While Senate Majority Leader Mitch McConnell (R-Ky.) pursues his plan to push millions of Americans off health insurance, he might want to pause and take a quick trip home to Kentucky. There, he would find that many of the constituents from whom he intends to strip away healthcare are also struggling to survive on the same poverty-level minimum wage they made eight years ago.

Kentucky, like 20 other states, follows the federal minimum wage, which has been stuck at $7.25 an hour since 2009. Kentucky’s Republican governor and legislature refuse to raise the state rate. And Sen. McConnell isn’t alone, of course. Plenty of congressional Republicans bent on repealing the Affordable Care Act hail from the states with the lowest minimum wages in the country.

It’s been 10 years since Congress last enacted legislation to raise the federal minimum wage and eight years since the last federal increase, to $7.25 an hour, took effect. In that time, thanks largely to the worker-driven “Fight for $15” movement and grassroots-driven ballot measures, dozens of states and cities have enacted minimum wages higher than the federal minimum. Twenty-nine states and Washington, D.C. now have minimum wages above the paltry federal $7.25. Most recently, the city of Minneapolis passed a $15 minimum wage.

But in many states, like Missouri, Florida, Illinois and New Jersey, the state minimum wage is barely higher than the federal level. Worse still, 21 states, including Sen. McConnell’s bluegrass state, have minimum wages still locked at $7.25. In the states with the lowest minimum wages, the chances of state or local action to raise wages any time soon are slim to none. The dominating influence of business lobbyists over Republican lawmakers has effectively blocked efforts to raise the minimum wage in dozens of statehouses.

And 17 of the 21 states with a minimum wage stuck at $7.25 have taken their opposition to raising wages a step further — with preemption laws that block cities and counties from enacting local rates higher than the state level. This includes Kentucky, where, as soon as Republicans captured the state legislature and governor’s mansion last November, one of their first orders of business was to roll back the city of Louisville’s modest increase to $10 an hour.

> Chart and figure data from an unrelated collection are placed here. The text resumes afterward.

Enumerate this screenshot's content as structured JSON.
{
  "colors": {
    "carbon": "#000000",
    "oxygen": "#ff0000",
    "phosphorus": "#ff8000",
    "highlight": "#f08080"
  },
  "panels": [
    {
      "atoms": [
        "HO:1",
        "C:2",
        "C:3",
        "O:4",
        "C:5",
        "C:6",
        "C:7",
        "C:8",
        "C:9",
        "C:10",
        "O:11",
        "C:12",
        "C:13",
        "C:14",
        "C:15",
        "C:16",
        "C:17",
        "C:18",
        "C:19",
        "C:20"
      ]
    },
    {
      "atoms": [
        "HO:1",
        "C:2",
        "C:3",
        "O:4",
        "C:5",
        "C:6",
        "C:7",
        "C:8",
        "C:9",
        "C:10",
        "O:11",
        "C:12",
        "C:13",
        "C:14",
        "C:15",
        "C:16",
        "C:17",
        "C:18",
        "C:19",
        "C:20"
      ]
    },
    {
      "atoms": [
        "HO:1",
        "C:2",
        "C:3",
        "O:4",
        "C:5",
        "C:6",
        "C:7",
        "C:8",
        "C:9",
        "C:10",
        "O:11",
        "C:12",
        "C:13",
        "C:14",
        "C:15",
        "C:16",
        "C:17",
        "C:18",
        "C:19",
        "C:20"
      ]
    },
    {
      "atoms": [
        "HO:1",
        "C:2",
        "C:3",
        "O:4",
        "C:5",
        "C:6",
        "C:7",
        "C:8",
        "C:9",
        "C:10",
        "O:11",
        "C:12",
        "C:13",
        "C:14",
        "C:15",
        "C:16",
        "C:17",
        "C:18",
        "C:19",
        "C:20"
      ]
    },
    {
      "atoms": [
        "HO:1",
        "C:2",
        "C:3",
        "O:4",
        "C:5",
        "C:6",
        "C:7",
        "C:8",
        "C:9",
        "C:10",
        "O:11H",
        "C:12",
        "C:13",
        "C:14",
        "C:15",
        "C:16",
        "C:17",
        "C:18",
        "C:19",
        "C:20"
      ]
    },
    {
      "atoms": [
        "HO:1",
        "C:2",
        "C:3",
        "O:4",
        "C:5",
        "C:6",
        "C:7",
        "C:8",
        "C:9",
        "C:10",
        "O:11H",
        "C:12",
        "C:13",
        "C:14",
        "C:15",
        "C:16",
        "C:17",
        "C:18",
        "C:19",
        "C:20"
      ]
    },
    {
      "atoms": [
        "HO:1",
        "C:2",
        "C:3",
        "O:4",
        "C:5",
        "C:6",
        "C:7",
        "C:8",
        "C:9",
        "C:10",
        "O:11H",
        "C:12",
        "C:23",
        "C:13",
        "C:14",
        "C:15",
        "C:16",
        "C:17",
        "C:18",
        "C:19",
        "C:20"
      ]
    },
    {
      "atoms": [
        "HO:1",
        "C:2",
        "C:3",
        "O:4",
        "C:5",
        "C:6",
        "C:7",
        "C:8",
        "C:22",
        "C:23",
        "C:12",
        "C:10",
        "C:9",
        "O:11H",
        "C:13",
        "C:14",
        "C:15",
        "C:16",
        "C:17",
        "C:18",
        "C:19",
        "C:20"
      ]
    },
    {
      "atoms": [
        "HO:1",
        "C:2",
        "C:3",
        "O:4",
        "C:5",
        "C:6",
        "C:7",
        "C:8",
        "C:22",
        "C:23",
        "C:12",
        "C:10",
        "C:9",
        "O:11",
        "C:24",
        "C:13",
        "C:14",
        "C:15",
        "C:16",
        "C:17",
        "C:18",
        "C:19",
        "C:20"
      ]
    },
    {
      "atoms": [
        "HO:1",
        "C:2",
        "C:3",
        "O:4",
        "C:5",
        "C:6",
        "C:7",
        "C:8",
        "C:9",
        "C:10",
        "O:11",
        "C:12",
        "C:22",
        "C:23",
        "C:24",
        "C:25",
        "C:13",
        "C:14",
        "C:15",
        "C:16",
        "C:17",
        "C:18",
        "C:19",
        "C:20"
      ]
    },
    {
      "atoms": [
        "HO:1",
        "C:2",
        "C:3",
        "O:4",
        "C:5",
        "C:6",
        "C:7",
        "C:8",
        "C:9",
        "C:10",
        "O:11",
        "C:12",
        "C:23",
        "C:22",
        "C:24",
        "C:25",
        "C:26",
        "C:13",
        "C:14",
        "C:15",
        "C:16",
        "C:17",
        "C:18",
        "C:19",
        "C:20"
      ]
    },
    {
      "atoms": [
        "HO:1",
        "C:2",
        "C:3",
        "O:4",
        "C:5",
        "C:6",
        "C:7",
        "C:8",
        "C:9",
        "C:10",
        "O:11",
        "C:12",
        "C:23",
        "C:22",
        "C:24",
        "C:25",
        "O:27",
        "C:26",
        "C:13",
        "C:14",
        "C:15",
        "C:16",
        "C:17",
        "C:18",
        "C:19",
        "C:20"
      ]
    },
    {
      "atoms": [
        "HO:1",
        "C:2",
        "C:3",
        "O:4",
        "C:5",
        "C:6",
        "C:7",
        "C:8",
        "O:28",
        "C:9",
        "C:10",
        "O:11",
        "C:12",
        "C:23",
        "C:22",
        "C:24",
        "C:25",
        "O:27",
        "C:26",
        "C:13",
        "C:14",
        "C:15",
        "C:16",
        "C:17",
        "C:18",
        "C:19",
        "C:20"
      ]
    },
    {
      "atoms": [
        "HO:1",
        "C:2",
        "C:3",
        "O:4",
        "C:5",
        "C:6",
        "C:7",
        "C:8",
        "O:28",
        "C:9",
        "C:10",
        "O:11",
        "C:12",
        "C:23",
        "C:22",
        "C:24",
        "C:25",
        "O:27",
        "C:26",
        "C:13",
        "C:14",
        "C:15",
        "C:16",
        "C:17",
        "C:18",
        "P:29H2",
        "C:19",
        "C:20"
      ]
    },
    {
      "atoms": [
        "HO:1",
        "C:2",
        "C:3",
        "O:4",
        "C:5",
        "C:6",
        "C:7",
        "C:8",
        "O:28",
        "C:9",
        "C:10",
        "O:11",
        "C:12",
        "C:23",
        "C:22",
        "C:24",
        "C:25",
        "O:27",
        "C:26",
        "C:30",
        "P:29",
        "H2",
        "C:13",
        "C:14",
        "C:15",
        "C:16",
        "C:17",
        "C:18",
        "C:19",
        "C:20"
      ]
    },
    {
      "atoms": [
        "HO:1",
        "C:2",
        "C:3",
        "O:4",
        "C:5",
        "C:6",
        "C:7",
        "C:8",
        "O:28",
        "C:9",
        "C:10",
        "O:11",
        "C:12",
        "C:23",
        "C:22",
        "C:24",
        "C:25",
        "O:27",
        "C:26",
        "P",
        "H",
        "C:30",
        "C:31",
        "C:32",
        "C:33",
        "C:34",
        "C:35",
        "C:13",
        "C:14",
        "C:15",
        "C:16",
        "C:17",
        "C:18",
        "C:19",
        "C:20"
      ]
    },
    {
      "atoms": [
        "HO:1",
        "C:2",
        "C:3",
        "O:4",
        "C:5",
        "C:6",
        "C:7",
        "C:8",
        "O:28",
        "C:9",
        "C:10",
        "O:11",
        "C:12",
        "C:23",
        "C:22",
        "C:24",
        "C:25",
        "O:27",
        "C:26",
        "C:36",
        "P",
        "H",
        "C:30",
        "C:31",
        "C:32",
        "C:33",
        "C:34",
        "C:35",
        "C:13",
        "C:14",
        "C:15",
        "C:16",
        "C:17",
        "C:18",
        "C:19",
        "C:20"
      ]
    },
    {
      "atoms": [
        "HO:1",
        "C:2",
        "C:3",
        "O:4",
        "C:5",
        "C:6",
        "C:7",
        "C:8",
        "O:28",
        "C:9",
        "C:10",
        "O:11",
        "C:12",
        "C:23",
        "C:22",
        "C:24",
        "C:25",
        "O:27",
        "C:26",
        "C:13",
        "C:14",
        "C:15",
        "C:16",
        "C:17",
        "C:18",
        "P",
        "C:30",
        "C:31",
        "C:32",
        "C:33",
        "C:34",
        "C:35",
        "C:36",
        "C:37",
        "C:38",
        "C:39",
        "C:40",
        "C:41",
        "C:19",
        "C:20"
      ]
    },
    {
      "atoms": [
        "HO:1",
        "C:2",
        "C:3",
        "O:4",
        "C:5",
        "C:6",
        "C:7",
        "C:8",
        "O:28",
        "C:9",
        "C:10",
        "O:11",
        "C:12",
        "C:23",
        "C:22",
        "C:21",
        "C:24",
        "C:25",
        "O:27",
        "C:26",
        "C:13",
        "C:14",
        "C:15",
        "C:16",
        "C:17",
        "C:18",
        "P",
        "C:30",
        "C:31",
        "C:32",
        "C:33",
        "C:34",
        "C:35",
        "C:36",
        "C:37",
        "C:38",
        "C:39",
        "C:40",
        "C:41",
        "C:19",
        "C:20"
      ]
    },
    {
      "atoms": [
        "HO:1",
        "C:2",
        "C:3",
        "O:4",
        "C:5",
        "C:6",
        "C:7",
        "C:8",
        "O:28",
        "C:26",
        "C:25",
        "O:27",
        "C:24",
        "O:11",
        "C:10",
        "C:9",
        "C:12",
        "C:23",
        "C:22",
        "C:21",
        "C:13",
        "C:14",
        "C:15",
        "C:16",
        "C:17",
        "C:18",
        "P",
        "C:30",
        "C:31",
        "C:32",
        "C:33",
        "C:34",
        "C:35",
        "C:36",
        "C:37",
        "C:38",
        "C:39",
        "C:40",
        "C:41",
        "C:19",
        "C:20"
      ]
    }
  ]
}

Given this landscape, there is no substitute for congressional action, after eight long years of inaction, to substantially raise the federal minimum wage. The Raise the Wage Act of 2017, introduced by House and Senate Democrats in May, would finally bring the national wage floor for America’s workers closer to a level that people can live on.

If enacted, the bill would gradually raise the federal minimum wage to $15 by 2024, ultimately lifting pay for 41 million workers across the country. Half of the workers who would see pay raises are in the 21 states tied to the $7.25 federal minimum. Fully eight in 10 workers whose hourly pay would get a real boost are in the 34 states with minimum wages of less than $9 an hour. The vast majority of those states voted to put Republicans in charge of Congress and the White House last November.

With workers in every corner of the country falling behind, and so many state governments refusing to act, it’s time for us to come together to lift our national wage floor and create an economy that doesn’t condemn our lowest-paid workers to live in poverty. A national solution to the minimum wage is necessary both as a response to the gridlock at the state level and because workers everywhere in America will soon need $15 an hour just to afford the basics — and many already do.

Cost of living data show that by 2024, when the Raise the Wage Act of 2017 would be fully phased in, a single worker without children, living anywhere in the United States, will need at least $15 an hour just to cover basic living expenses. Workers with children and those in high-cost states like New York and California will need even more.

With a minimum wage that condemns full-time workers to poverty, it is easy to see why most Americans support raising the minimum wage. What’s harder to grasp is why anyone in Congress would oppose raising it. The only seemingly reasonable argument against raising the minimum wage — that it leads to job loss — has proven to be a myth. State-of-the-art research examining the 137 most recent U.S. state minimum wage increases finds they have boosted pay without slowing job growth — confirming the findings of the bulk of modern minimum wage research.

Not only would raising the federal minimum raise living standards for millions of working families, including millions of children, it would also pump money into the national and local economies, putting much-needed dollars into the pockets of working men and women who will spend that money and support businesses in their communities.

Unfortunately, Republicans in Congress seem unconcerned with bringing relief to working families. And that’s truly a shame, because if Sen. McConnell and his colleagues put half as much effort into raising pay for America’s workers as they have into decimating healthcare coverage, America would be a far fairer, healthier and stronger nation.

Christine Owens is executive director of the National Employment Law Project, an organization that advocates for policies to create good jobs, expand access to work, and strengthen protections for workers. She previously served as director of public policy at the AFL-CIO.